更可靠的方法是分析网站的HTML源代码,查找与WordPress安装常见相关的特定模式或元数据。其中一种指示器是存在特定的HTML标签或CSS类,这些通常由WordPress主题和插件使用。

import requests
from bs4 import BeautifulSoup

def check_wordpress(url):
    response = requests.get(url)
    soup = BeautifulSoup(response.text, 'html.parser')

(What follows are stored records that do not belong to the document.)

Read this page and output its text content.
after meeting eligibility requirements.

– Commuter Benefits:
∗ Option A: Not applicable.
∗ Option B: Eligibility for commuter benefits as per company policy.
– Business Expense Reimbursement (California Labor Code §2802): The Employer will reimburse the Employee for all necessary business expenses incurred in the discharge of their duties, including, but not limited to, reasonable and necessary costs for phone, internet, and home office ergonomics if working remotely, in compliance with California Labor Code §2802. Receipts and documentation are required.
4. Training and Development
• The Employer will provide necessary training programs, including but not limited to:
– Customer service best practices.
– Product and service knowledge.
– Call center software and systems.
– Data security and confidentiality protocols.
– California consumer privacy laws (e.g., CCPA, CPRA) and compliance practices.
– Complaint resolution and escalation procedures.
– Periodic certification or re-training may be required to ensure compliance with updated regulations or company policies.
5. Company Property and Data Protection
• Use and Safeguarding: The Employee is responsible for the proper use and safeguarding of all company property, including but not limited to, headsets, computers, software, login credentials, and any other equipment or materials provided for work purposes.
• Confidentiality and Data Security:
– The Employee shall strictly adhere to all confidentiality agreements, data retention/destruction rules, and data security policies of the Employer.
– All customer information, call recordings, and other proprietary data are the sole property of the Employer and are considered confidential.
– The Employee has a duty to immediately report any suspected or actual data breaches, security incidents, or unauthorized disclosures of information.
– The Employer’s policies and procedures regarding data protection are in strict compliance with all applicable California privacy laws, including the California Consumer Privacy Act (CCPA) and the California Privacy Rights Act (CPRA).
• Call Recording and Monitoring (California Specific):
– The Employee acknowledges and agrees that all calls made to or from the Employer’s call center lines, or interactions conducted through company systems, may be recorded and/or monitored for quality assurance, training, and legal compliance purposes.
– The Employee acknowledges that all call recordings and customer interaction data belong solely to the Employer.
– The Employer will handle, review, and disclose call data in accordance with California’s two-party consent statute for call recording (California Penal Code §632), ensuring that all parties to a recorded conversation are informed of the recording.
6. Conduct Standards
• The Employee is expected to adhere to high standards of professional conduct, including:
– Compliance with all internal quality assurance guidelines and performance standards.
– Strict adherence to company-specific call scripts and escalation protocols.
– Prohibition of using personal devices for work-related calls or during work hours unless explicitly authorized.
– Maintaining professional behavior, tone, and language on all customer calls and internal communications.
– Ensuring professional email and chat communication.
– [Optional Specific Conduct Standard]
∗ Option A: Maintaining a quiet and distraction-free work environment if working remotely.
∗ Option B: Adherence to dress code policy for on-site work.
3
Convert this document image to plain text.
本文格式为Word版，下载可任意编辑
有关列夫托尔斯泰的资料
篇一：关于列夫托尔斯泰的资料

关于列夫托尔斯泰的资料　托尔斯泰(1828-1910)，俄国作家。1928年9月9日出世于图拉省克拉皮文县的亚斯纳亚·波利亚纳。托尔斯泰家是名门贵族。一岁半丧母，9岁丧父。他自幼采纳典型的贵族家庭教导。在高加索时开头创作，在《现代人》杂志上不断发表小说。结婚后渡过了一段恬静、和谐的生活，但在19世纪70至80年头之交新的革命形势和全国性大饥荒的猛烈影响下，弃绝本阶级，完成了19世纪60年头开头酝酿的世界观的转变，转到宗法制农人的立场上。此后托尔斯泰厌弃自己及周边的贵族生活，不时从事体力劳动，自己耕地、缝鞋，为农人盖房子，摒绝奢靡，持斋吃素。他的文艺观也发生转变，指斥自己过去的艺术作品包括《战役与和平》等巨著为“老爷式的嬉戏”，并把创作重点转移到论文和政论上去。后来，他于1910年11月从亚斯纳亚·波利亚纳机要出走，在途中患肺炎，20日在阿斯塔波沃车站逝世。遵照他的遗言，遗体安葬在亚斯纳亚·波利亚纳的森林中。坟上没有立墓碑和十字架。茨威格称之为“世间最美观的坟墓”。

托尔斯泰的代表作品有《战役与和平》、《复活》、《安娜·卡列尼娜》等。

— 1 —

    if soup.find('meta', attrs={'name': 'generator', 'content': 'WordPress'}) is not None:
        return True

    if soup.find('link', attrs={'rel': 'stylesheet', 'href': '/wp-content/'}) is not None:
        return True

    if soup.find('script', attrs={'src': '/wp-includes/js/wp-embed.min.js'}) is not None:
        return True

    # 如果以上条件都不匹配,很可能不是WordPress网站
    return False

# 示例用法
url = 'https://example.com'
is_wordpress = check_wordpress(url)
print(f"The website at {url} is built with WordPress: {is_wordpress}")
英文:

More reliable approach is to analyze the HTML source code of the website and look for specific patterns or metadata that are commonly associated with WordPress installations. One such indicator is the presence of specific HTML tags or CSS classes that are commonly used by WordPress themes and plugins.

import requests
from bs4 import BeautifulSoup

def check_wordpress(url):
    response = requests.get(url)
    soup = BeautifulSoup(response.text, 'html.parser')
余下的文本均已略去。